「……スタントマンじゃなくて、本物の『二号』をやりたいって?」

 まさかまさか、と思いながら訊ねると、ユリアはにっこりと笑った。

「はい~。そうしたら、エージェント引退しようかな~って。ライくんと一緒にいる時間も増えますし~」

「し、知って……」

「もちろんですよ~。ライくんだって私のこと知ってたでしょう~?」

「そりゃ、知ってた、けど……」

「愛しのダーリンのお仕事くらい、ちゃあんと把握してるんです~」

「……そうか」

 隠していたつもりが、ライダーの正体はバレていた。恥ずかしさもあるにはあるが、ユリアが『麗龍のことだから』知っていてくれたことが少し嬉しい。
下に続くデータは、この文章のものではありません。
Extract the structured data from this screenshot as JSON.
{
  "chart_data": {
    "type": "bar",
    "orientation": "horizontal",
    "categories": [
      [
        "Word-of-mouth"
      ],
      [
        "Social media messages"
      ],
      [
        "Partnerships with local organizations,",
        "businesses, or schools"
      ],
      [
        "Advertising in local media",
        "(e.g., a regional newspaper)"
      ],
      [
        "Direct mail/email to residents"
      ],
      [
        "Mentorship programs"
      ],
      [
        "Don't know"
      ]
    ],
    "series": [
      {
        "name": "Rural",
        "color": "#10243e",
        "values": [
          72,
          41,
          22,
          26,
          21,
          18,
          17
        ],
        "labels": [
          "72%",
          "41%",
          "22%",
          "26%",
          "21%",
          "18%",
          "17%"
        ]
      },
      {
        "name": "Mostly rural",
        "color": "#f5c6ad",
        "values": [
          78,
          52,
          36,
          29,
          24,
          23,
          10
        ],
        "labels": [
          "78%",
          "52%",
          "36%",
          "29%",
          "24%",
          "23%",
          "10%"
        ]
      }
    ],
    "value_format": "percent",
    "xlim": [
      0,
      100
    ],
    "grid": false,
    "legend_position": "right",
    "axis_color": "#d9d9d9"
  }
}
 これならもっと早くに話しておけば良かったな、となんだか肩の荷が下りたような心持ちだ。

 それからふう、と息をつきながら頭を掻き、「うーん」と唸る。

「でも、エージェント、引退でいいのか? ……お父さんの遺志継ぎたかったんじゃないのか?」

 そうだろうと思ったからこそ、危険な仕事をする彼女を黙認していたのだが。

「……知っていたんですかぁ」

「そりゃ、愛するハニーのことなら、ちゃんと把握してるさ」

「……ダーリーン!」

 少し照れたようにそう言う麗龍に、ユリアは感極まって抱き着いた。

「いいんです。ライくんと仲良く一緒にいることの方が、きっとお父さんも喜んでくれます……!」

「……そっか。なら、いい。今度お父さんの墓参りに行って、ちゃんと報告しような」

「はい~! ライくん、大好きです~!」

 ユリアが麗龍の頬にキスをして、麗龍もお返しにユリアの頬にキス。

 それを目の前にして、どうしたらいいのか分からないティーダが赤くなりながらオロオロしている。

 頼むから二人の世界から帰ってきて、と願いながら、ティーダはテレビから流れてくるテンジンライダーのテーマを口ずさむのだった。




 というわけで、日曜の朝8時から『テンジンライダー』の放映が始まるよ。

 みんな、よろしくね!











 
 このお話は、フィクションです(笑)

 テンジンライダー二号、誕生しました。